Cis-regulation and conditional chromatin remodeling in development and evolution of ontogenies in horned beetles

Organisms across the tree of life adjust the way they grow in response to diverse internal and external influences. The same traits may manifest differently in males compared to females, or look different depending on whether the developing organism had access to sufficient food or not. Such “conditional” or “context-responsive” development is wide-spread, and has diversified rapidly and greatly across traits and species.
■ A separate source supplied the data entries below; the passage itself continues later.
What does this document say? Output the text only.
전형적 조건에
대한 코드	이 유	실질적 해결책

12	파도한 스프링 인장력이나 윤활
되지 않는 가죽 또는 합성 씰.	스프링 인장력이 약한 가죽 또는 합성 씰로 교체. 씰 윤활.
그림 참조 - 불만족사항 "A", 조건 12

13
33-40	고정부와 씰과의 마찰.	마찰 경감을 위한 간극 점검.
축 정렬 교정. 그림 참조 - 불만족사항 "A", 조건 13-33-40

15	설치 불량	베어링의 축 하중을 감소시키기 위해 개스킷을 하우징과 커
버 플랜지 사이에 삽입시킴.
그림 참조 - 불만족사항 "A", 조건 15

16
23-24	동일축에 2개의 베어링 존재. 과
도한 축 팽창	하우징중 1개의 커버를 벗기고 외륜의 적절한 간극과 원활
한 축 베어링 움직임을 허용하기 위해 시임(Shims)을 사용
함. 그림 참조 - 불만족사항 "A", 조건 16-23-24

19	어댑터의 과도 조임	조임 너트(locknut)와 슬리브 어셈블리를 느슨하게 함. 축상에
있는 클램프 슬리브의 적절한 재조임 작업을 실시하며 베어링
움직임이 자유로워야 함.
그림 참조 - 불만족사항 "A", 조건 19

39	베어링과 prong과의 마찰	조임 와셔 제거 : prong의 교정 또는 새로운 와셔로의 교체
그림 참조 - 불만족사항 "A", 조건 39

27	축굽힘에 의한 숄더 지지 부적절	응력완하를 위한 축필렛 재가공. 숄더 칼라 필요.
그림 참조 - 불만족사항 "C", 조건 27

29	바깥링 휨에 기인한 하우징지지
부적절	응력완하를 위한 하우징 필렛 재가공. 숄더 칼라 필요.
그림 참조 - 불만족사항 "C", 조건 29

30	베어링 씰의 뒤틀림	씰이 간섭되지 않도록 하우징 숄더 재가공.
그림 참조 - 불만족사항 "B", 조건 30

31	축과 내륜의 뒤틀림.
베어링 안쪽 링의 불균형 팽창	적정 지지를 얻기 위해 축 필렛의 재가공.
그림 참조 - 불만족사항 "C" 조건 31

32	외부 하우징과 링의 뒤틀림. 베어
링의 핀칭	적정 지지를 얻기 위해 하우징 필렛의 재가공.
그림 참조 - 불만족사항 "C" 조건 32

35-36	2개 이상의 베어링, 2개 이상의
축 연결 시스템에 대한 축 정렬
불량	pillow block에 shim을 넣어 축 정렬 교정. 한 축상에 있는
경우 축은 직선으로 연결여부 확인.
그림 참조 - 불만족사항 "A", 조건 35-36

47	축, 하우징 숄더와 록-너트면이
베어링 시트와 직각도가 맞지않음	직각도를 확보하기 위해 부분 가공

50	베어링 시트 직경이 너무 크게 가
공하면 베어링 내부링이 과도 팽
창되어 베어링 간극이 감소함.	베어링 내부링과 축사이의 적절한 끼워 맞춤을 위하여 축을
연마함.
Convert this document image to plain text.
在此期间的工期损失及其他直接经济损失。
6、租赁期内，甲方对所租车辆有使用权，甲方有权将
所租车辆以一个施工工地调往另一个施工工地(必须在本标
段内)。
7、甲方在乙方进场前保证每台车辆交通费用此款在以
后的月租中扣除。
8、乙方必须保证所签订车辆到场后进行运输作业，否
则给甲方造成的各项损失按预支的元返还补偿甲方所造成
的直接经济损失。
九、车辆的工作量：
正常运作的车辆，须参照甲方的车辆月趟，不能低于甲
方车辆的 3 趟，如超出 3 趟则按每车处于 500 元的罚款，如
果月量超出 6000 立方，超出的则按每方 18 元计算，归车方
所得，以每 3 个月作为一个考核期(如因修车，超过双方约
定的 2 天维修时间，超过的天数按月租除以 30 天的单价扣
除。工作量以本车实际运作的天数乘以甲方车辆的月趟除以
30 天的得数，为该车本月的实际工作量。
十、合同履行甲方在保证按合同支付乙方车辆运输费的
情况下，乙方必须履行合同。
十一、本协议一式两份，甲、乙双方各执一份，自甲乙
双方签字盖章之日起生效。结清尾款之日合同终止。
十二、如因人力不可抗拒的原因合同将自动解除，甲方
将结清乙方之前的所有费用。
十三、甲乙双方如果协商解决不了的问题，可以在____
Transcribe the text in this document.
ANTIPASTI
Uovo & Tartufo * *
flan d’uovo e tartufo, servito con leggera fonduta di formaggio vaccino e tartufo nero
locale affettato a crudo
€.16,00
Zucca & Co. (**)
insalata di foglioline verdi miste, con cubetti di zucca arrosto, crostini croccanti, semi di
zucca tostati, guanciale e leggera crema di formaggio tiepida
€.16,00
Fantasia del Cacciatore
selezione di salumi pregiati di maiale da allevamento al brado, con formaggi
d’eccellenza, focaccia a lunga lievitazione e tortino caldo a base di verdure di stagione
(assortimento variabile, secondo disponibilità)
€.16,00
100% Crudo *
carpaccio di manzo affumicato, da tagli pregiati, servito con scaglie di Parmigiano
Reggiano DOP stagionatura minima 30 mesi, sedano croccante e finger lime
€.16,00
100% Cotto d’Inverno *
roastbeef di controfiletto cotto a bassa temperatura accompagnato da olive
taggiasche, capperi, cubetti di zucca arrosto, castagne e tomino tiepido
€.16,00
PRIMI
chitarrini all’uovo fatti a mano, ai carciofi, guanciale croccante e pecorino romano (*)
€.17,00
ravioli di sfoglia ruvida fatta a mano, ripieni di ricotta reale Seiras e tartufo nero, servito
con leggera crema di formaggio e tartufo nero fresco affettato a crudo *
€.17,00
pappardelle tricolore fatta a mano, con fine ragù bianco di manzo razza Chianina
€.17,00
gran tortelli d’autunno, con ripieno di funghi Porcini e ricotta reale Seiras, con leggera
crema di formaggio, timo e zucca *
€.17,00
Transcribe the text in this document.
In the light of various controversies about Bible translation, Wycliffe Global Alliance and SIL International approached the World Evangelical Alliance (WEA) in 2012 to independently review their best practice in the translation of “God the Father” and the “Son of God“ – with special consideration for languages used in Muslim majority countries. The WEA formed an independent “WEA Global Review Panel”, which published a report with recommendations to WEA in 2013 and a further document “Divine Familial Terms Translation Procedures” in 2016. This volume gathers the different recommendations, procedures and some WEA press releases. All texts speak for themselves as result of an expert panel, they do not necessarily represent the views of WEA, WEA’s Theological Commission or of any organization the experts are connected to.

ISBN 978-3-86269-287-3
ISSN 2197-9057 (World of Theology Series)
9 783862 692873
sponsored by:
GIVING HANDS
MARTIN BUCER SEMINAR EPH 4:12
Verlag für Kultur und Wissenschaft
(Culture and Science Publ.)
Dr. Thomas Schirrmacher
Past work identified many important mechanisms that regulate condition-responsive development, yet, how such differences arise in the first place, and how subsequent development interprets these differences and adjusts itself accordingly, remains very poorly understood. This research uses horned beetles as a study system to fill this void. Horned beetles possess highly diverse forms of context-responsive development that are amenable to comparative and experimental study.

Through the lens of this study system this work aims to (a) characterize the genetic networks that allows the development of complex traits such as horns, wings, and legs to be both initiated and completed in response to varying conditions; as well as (b) investigate how this regulation changes from trait to trait, and from species to species, and thereby contributes to organismal diversity. This research is further integrated within multifaceted science outreach activities aimed at developing resources in support of K12 Indiana Science Teaching Standards, training K-12 teachers, and increasing the participation of historically underrepresented demographics in science.

Organismal form and function emerge through the integration of genotype and environment via the agency of developmental processes. The proposed work will address the developmental mechanisms by which the horned beetle species Onthophagus integrates genotype and environment in the genesis of organismal form and function during ontogeny, and how changes in this integration shape organismal diversity both within and among this species.

This research will break new ground by integrating the genome-wide analysis of chromatin accessibility and gene expression with the functional analysis of candidate genes and pathways. Further, this work will be executed in a comparative manner across traits that differ in the degree or nature of their context-responsive development, and across species that have diverged in trait-specific conditional development.

The proposed work has three major objectives: first, it will identify the role of cis-regulatory architecture in environment- and male/female-specific development. Second, it will characterize how this role has diversified across taxa and traits representing varying degrees of evolutionary diversification and innovation. Finally, this research will assess the nature of interactions – as well as evolutionary changes therein – between several known master-regulators of condition-dependent development and their context-responsive gene regulatory networks in producing intraspecific morphological variation.

Collectively, the proposed work aims to transform our understanding of the developmental mechanisms that integrate genotype and environment in the genesis of organismal form and function during ontogeny, and how changes in this integration shape organismal diversity both within and among species.

This award reflects NSF's statutory mission and has been deemed worthy of support through evaluation using the Foundation's intellectual merit and broader impacts review criteria.